散文||自 省
自 省
张守权||黑龙江
夏日的早晨,阳光明媚,微微刮起的西南风,挟着热能缓缓向大地铺排。
起床洗漱完毕。整理好钓具、诱饵。上着防晒服,外罩垂钓马甲,下着酱米色休闲裤;头上一顶垂钓帽,配一款偏光镜;对照门口镜子看看自己的德行,嘴角翘起;低头扫一眼脚上的胶靴,有些自嘲。咳!谁让咱去的地方必须杵在水里,怕湿了鞋不是。
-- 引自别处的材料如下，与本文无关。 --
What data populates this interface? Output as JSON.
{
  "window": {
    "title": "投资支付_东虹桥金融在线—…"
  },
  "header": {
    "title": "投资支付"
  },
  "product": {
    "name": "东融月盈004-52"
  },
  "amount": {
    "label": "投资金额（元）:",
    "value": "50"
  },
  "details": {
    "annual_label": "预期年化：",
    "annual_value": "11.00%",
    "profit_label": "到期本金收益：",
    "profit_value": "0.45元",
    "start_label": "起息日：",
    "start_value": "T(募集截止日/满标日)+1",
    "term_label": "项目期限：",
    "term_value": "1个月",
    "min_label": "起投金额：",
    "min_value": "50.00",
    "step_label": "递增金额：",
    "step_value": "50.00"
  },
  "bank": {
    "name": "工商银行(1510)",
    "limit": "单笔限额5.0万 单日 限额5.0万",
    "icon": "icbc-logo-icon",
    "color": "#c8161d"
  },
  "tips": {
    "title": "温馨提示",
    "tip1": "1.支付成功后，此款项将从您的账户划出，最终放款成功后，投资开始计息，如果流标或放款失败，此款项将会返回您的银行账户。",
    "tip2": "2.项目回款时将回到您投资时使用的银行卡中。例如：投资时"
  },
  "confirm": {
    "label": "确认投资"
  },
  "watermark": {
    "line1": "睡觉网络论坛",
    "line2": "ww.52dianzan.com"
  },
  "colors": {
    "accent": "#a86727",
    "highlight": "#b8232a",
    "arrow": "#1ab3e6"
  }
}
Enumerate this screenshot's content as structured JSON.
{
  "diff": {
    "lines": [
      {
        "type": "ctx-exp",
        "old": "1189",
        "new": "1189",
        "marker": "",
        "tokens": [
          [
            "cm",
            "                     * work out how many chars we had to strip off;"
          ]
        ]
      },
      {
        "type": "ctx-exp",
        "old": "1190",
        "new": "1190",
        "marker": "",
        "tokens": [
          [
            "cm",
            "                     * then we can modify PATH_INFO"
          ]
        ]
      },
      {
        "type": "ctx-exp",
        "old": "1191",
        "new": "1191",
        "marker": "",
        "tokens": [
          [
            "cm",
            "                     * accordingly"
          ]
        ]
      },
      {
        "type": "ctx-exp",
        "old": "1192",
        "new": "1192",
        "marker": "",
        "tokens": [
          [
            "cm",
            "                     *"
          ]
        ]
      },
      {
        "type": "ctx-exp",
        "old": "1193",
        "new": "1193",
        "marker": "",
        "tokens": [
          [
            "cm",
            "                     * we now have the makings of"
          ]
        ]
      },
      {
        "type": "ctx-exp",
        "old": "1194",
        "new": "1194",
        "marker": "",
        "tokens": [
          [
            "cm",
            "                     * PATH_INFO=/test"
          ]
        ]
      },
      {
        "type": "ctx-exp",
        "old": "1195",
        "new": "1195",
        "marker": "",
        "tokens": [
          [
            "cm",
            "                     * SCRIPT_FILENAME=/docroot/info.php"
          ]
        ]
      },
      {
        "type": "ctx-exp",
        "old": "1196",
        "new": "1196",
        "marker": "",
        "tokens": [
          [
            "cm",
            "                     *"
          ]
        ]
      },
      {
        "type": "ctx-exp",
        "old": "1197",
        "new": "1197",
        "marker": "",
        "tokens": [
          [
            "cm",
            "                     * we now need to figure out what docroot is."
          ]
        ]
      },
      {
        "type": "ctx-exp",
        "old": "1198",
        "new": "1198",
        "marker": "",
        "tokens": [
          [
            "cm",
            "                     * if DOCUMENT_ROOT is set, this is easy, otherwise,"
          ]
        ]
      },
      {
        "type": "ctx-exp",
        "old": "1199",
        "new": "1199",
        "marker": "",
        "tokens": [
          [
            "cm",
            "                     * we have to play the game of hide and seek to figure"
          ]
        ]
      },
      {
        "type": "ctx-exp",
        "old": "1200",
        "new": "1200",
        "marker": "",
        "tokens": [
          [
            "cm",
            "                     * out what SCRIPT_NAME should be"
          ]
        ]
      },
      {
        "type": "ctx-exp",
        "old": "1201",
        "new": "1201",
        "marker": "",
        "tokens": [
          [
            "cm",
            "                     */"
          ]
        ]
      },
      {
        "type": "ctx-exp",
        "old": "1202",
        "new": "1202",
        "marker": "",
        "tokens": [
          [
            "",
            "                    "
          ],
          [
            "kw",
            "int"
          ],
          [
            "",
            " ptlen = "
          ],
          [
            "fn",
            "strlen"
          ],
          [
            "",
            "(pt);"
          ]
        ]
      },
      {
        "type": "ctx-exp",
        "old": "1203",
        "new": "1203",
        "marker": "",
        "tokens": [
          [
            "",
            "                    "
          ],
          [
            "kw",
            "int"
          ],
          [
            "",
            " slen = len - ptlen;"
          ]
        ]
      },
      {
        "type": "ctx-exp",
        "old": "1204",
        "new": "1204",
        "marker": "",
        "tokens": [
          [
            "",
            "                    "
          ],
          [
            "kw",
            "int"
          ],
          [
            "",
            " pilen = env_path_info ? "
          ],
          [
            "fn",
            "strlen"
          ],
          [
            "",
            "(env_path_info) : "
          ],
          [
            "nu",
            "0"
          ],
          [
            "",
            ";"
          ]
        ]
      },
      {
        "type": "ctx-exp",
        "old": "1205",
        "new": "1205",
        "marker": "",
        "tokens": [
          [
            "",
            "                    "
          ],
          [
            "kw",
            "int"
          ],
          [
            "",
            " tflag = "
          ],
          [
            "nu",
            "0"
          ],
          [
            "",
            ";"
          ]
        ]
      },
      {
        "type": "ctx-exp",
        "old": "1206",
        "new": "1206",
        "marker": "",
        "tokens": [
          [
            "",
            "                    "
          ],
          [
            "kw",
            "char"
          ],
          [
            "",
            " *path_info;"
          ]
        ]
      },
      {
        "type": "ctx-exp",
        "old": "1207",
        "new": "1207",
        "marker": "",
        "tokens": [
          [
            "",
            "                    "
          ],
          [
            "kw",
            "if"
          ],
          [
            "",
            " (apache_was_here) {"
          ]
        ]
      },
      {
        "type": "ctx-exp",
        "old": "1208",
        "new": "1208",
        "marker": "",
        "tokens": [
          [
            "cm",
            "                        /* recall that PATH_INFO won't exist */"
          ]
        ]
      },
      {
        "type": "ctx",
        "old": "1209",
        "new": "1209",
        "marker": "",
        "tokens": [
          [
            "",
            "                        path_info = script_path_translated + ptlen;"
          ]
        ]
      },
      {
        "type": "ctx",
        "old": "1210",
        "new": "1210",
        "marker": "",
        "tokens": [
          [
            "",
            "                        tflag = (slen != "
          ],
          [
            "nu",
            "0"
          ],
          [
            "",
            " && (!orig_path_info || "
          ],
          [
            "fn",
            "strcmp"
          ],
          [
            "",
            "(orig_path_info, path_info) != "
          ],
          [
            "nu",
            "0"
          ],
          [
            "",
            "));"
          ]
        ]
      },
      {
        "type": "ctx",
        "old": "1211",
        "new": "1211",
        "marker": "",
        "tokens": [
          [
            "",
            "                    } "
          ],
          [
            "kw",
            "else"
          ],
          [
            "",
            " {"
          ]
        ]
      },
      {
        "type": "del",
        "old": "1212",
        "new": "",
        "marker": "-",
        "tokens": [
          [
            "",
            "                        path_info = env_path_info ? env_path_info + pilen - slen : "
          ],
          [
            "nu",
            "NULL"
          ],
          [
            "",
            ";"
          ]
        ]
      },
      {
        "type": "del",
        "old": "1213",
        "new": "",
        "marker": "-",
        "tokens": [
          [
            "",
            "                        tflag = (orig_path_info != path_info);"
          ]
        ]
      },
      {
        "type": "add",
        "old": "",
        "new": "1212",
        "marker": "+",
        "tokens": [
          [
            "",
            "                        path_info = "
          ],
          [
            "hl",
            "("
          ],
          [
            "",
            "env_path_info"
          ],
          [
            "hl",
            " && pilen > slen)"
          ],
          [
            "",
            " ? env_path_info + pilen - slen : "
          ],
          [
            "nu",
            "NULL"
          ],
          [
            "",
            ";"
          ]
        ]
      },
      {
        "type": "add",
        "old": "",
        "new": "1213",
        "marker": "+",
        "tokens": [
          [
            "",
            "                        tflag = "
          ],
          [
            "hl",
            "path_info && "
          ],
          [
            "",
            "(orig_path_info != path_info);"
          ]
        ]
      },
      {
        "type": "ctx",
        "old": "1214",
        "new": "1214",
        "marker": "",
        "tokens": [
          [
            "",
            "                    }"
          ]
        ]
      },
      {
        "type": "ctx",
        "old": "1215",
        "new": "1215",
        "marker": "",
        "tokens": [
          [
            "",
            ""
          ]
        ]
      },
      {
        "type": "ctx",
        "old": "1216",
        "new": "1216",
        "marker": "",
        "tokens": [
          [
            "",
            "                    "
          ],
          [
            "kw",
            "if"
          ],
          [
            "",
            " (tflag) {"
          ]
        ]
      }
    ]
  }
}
骑上心爱的单车,兴高采烈地出小区大门,向左拐三百米,一包子铺。下车,锁车,进门。
第一次来,有些陌生,对这供应的食品不熟悉,不过感觉卫生还不赖。先看到四种粥,有一种是褐色的,便问“是绿豆粥吗?”“是。你要不要”?柜台内一位三十来岁的女孩回应道。听口气有点生硬。“那来一碗”。一扭脸,看到茶叶蛋,“给我来一个”。柜橱里有好多小菜,随口问:“有咸菜吗?”“有,一元钱一碟,自己去打”。撒摸好一会,没看见咸菜在哪。又问:“你这主食都有啥?”“你没看见这是包子铺吗?就有包子。”“那都有啥馅的”?对方表情明显不耐烦,“都啥馅自己不会看”!头也不抬地用左手向斜上方一指“想要哪种自己看”!估计心里在说:“真啰嗦,烦死了”!顺手指方向抬头,可不,标牌上有五六种馅的。还是要问:“包子多大,多少钱一个?”“多大,你回头看看他们正在吃的。我们不论个卖,论屉。”“可一屉我也吃不了哇!”“可以不吃”!这劲头,不明摆着考验我的忍耐力吗?“怎么,怕我不给钱咋的,我又不是到你这来要饭的”。想了一下“那半屉卖不卖?”“最少半屉”。
我滴个天,你早说清楚,至于费这么多口舌吗。
付完款,实在憋不住满肚子的火气,随口来了一句:“MA的!真TM把我当成要饭的了”。
此时的那位却弱弱地回了一句:“一大早,不要骂人”。
算了,既然对方选择罢战,我也只好熄火。三下五除二吃完,继续驾上我的“宝马”,奔赴渔场。
当目不转睛盯住起伏于水面的鱼漂,手中钓竿扬起抛出,一条又一条鱼儿投进鱼护,早上的那一幕不快已经在脑海里清零。
晚上回到家吃完饭,疲劳感的不断侵扰,促使我早早洗过睡觉。
第二天醒来,第一件事就是拿起手机阅读文苑新发的文章,其中一个题目立刻吸引了我,是范景来老师的《包容》。他在文中对遛鸟老人的态度从开头的困惑不解到转变看法,由浅入深、由表及里地剖析了老年人生理、心理变化,最后阐明了应如何理解、包容老年人。
咀嚼文章的味道,想起自己的粗话,对照遛鸟的老人,难道,难道自己也和那两位划上一个等号,成了不解人意、神经兮兮的“老人”?再分析一下那个女孩,她是否一大早遇到了什么不顺心的事,正愁没地方撒气。结果遇到一位啰里啰嗦的老头,吃个简单早餐还问个没完,岂有不烦之理。
又在想,你自己算作老年人吗?就算你的感官、思维、意识较比过去有所退步,但也不至于到了缺少理智或无法控制理智的程度。那为什么当时就能冒出那句不雅的语言呢?说白了,还是自己骨子里缺少涵养,缺少自制力,缺少文明语言的历练。错的根由不在自己,然而,使用脏话回怼对方,不能说不是自己的问题吧。
再想,老年人是应该得到社会的关爱。但做为行为意识仍清醒的老人,是不是也该自觉检点自己的行为,不倚老卖老,学会尊重别人,同时也能得到更多的尊重呢。
此时的我,好像又跨上了心爱的单车,带上渔具,迎着初升的太阳,整装出发了……
2019年6月10日于哈市
图片/网络
作者简介
张守权,退休,现居哈尔滨。军旅十八载,战友之情甚笃。如今:年过花甲,闲赋于家;时尔润笔,未显章华。百聊之余,漫步天涯;随心题记,权且涂鸦。无心栽柳,初露萌芽;偶见于报,网刊也发。国运祥通,恩泽华夏;生活美妙,尽显余暇。